Le scelte progettuali considereranno anche un possibile eventuale riutilizzo dei materiali rimasti nei ruderi del vecchio rifugio – in particolare la parte in pietra ma ad esclusione di quanto è considerato rifiuto, al fine di minimizzare i costi relativi al loro  trasporto a valle con l’elicottero ed al loro successivo riguardante lo smaltimento.
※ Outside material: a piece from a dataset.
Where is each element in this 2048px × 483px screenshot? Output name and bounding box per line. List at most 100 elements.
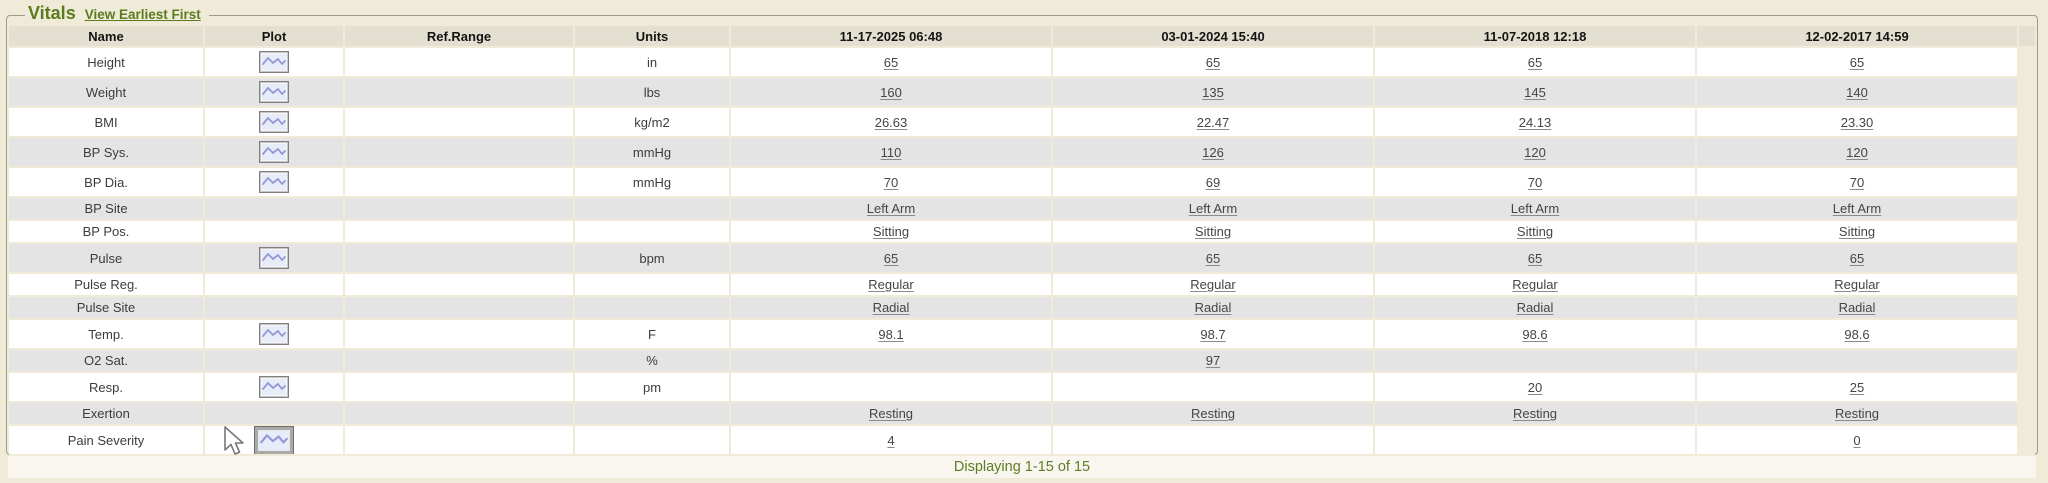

Nelle prossime settimane il gruppo di lavoro ha intenzione di incontrare informalmente anche il Comune di Baselga di Pinè, nonché il Servizio Turismo e Sport ed il Servizio Urbanistica e Tutela del Paesaggio della Provincia, per un confronto preventivo sulle scelte progettuali.

Successivamente, al termine di un rapido processo partecipativo che coinvolgerà le Commissioni “Tutela Ambiente Montano” e “Sentieri”, il progetto potrà essere approvato dal Consiglio Centrale della SAT.

Seguirà poi l’iter di valutazione della Commissione di Coordinamento prevista dalla legge provinciale sui rifugi e sui sentieri alpini e, infine, dovrà ottenere la concessione edilizia da parte del Comune di Baselga di Pinè.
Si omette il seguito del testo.